November 15th, 2024

Sunrise Centre helping raise awareness about Uganda sex abuse


By Jensen, Randy on September 15, 2020.

Angela Baroldi and Audrina Steciw are helping to stage the "Women and Girls Rise Up!" designer undies sale at Decor Out The Door, raising awareness and funds to address gender-based violence and sexual abuse in Uganda. Herald photo by Ian Martens @IMartensHerald

Tim Kalinowski

Lethbridge Herald

tkalinowski@lethbridgeherald.com

The Sunrise Centre is holding a unique fundraiser at Decor Out The Door in Lethbridge on Wednesday. The organization is trying to raise awareness and funds to address escalating gender-based violence and sexual abuse in Uganda through a “Women and Girls Rise Up!” designer undies sale.

“Gender-based violence and sexual abuse can affect anybody,” says Sunrise Centre director and founder Nicole Van Seters, who grew up in Coaldale. “We need intervention now before it’s too late. We have learned from the epidemics in Sierra Leone when they had ebola this abuse and gender-based violence was another silent epidemic that went hand-in-hand with that. The effects are long term. There are all sorts of psychological effects, women and girls can be physically injured, there are pregnancies – these are long-term effects and we can stop it now.

“We can’t wait until after COVID calms down and then start to see all the ripple effects,” she states. “So for a $10 donation, or $130 for a workshop, you can create a huge amount of impact.”

The problem of gender-based violence isn’t a new one in the area of Uganda where the Sunrise Centre operates its 300-child Sunrise School and Grace family and birthing clinic, acknowledges Van Seters, but with COVID-19 shutting down the country’s boarding schools it has gotten much worse in recent months.

“With COVID starting in March the schools in Uganda closed down,” she explains. “They are not expected to open until March 2021. What we started to notice at the clinic is we began getting an influx of teen pregnancies. These girls were being raped, and it was usually people they knew within their families, neighbours or community members. It was already a problem, but the pandemic sort of exasperated it.”

The Sunrise Centre’s in-house midwives and locally elected board asked if something could be done to help, and came up with the idea of workshops to educate girls and women who are at risk. But COVID has also hit the Sunrise Centre’s finances hard, and thus Van Seters came up with the undies sale campaign after receiving 100 donated pairs to raise the necessary money needed to pay for workshops.

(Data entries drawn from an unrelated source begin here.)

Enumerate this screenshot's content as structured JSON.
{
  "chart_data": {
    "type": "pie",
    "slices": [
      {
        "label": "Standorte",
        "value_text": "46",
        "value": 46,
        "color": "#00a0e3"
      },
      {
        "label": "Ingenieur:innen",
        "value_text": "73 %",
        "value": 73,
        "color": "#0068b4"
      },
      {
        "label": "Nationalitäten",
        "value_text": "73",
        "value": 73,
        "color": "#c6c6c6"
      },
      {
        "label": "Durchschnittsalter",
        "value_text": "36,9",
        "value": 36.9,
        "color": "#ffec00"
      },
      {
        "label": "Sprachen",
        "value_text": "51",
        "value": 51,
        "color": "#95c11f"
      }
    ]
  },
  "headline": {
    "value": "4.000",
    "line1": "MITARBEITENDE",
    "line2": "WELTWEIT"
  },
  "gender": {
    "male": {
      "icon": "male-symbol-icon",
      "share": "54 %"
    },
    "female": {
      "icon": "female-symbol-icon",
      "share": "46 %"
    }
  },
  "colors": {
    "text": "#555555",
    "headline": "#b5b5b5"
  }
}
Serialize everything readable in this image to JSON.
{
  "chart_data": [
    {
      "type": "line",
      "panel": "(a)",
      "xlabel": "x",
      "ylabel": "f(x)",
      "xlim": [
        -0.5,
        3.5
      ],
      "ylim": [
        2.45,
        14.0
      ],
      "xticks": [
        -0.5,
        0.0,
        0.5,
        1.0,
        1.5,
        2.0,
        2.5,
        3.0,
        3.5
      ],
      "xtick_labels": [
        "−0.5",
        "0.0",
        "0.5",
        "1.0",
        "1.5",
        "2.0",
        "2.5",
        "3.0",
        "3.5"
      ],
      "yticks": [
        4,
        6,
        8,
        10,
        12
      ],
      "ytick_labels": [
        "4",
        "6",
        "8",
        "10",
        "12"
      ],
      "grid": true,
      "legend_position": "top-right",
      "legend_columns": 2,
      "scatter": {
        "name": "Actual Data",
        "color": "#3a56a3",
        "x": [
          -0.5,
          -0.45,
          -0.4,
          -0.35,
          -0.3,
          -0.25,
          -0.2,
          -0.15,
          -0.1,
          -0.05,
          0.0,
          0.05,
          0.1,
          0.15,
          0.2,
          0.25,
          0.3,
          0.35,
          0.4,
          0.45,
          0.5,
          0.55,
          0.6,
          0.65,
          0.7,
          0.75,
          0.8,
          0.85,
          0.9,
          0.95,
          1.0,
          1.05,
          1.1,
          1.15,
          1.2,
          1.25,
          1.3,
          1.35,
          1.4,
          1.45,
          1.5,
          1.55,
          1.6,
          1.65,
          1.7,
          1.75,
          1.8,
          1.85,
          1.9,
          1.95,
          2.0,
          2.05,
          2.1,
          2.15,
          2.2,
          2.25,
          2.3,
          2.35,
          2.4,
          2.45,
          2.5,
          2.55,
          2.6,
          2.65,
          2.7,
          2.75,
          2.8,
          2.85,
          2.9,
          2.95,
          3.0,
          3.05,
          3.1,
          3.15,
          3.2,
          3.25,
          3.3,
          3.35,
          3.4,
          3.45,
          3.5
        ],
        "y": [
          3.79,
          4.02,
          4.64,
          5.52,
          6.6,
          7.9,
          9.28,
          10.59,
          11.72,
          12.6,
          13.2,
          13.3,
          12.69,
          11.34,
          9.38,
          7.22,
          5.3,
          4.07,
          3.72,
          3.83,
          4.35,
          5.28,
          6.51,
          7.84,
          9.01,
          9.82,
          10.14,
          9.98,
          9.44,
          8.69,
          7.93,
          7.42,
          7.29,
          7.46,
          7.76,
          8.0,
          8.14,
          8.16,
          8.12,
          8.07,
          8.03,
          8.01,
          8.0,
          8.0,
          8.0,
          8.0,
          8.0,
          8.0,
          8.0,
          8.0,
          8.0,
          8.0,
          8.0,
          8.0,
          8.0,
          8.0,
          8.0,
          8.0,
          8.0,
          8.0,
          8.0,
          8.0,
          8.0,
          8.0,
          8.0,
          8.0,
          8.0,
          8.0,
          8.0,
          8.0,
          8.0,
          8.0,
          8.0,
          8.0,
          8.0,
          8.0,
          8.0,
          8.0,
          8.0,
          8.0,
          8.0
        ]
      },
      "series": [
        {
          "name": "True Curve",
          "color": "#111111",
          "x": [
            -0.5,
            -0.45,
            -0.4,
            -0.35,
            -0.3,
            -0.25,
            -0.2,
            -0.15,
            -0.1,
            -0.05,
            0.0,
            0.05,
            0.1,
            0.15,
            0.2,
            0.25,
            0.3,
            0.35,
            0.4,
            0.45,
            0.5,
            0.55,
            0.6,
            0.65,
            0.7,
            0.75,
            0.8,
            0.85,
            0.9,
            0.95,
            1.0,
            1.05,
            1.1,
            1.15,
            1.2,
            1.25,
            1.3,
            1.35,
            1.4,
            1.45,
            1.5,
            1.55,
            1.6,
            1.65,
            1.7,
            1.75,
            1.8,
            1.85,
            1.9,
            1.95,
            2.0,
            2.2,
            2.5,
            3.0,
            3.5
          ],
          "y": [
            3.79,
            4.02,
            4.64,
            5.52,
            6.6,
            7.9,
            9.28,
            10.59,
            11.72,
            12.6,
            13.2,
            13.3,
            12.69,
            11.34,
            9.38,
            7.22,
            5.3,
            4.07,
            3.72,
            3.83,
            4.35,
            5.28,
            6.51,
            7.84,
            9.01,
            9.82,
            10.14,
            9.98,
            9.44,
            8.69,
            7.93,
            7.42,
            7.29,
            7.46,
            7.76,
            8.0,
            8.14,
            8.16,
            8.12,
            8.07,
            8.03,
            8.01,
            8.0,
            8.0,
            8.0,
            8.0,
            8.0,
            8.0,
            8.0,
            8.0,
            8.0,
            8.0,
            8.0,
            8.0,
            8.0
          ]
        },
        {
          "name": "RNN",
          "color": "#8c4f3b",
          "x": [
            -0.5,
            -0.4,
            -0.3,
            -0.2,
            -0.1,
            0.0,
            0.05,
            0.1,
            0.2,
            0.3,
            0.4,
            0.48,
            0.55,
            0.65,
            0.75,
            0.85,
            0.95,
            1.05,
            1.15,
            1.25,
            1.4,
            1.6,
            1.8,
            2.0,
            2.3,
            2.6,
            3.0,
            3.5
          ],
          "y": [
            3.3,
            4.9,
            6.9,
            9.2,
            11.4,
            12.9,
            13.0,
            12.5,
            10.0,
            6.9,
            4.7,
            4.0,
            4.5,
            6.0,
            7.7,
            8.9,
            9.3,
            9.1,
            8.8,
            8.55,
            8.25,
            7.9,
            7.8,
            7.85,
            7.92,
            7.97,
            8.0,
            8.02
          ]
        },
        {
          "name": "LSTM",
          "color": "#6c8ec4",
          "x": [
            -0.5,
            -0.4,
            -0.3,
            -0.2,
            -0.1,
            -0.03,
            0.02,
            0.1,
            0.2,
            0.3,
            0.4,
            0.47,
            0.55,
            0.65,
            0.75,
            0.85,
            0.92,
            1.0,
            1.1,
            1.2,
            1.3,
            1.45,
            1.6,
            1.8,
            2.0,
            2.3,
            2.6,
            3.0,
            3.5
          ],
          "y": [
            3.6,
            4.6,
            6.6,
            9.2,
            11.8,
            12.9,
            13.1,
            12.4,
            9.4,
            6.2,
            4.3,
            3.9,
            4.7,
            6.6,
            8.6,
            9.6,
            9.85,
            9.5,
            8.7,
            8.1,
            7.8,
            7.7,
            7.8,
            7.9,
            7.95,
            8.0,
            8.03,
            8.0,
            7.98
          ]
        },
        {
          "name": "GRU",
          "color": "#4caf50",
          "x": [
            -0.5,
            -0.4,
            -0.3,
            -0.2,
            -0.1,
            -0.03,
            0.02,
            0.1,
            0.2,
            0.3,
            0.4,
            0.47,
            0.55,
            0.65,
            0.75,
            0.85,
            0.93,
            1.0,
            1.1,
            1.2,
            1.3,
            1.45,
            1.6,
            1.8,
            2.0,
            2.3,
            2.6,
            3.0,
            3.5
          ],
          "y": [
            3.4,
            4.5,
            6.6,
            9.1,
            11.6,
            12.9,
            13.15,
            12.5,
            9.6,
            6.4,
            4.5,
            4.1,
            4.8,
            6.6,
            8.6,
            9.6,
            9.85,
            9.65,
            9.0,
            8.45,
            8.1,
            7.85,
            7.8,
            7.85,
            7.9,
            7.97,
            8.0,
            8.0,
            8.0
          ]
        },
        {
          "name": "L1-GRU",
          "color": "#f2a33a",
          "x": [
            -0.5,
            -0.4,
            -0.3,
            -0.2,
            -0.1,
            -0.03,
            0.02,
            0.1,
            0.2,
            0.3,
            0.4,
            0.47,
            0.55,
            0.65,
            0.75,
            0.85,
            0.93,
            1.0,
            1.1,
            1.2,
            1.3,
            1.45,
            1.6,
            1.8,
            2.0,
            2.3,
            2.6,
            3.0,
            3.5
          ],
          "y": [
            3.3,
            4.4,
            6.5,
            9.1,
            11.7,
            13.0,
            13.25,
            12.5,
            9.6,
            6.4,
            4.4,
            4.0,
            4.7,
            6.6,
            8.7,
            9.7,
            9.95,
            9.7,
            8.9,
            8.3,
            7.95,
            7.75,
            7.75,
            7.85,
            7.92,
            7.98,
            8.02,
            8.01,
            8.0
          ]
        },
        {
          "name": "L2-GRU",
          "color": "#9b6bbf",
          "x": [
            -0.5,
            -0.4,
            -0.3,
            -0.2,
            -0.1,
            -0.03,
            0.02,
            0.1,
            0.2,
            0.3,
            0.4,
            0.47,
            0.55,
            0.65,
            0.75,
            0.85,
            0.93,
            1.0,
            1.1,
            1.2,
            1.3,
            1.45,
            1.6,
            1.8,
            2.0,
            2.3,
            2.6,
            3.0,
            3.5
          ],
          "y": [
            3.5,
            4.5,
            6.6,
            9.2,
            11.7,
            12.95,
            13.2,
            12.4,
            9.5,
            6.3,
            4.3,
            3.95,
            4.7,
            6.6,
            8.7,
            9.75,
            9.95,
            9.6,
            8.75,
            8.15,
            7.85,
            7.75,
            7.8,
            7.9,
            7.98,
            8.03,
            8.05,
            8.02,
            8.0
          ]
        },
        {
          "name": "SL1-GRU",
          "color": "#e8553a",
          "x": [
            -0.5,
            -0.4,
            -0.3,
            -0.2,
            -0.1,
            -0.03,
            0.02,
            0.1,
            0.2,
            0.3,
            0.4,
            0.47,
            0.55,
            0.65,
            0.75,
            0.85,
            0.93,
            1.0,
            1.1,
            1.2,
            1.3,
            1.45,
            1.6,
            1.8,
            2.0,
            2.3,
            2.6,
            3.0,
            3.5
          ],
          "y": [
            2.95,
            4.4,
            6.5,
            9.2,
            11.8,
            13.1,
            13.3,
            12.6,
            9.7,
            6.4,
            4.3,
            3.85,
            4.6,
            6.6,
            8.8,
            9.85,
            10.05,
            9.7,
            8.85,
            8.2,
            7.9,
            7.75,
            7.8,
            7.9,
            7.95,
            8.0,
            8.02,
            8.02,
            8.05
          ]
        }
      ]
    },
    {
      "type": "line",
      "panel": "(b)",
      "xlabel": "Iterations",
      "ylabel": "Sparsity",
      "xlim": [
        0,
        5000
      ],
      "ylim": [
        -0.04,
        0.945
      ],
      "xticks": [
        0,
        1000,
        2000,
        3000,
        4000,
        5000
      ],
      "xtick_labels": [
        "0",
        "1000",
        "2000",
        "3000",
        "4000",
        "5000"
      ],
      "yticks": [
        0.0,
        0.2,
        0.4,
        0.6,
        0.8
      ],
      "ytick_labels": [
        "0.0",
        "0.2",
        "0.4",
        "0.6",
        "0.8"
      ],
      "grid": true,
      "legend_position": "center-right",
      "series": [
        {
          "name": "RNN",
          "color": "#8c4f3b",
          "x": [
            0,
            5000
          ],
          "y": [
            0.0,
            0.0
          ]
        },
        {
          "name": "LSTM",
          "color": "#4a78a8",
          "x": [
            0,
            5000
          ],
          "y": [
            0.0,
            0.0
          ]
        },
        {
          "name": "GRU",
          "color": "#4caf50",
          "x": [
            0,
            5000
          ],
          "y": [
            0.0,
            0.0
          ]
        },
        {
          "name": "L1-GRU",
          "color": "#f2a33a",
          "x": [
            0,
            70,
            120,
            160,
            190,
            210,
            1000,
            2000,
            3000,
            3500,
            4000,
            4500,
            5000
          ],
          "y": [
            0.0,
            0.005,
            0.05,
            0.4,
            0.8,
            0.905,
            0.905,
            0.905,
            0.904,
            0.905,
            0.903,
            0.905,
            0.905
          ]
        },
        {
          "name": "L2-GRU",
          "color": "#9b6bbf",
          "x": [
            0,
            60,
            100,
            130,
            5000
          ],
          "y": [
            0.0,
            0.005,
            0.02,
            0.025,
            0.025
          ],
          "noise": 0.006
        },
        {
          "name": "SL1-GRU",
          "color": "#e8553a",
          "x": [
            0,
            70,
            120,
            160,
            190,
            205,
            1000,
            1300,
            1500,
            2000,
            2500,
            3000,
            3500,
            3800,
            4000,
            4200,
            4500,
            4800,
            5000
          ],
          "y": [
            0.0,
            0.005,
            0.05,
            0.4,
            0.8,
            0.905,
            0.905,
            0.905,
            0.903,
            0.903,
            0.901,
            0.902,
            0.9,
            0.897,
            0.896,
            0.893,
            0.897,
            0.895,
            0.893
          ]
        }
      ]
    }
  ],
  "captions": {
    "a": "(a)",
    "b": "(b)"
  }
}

“I am hoping people will come to Decor Out The Door and they will buy a pair of these designer panties, so they will get something for themselves, while supporting a great cause,” she says. “For each $130 we raise that will provide a three-day workshop for 25 women or girls. We serve 14 surrounding small villages. We are very rural. We are going to go out into each community and start doing these workshops, about 20 in total.”

The “Women and Girls Rise Up!” undies fundraiser will start at 10 a.m. on Wednesday. The suggested donation is $10 per pair.

Those wishing to know more about The Sunrise Centre and its work in Uganda can visit http://www.buiga-sunrise.org. The Sunrise Centre does have registered charity status, and can provide a tax receipt for those wishing to make a further donation.

Cheques can also be dropped off in person at Decor Out The Door.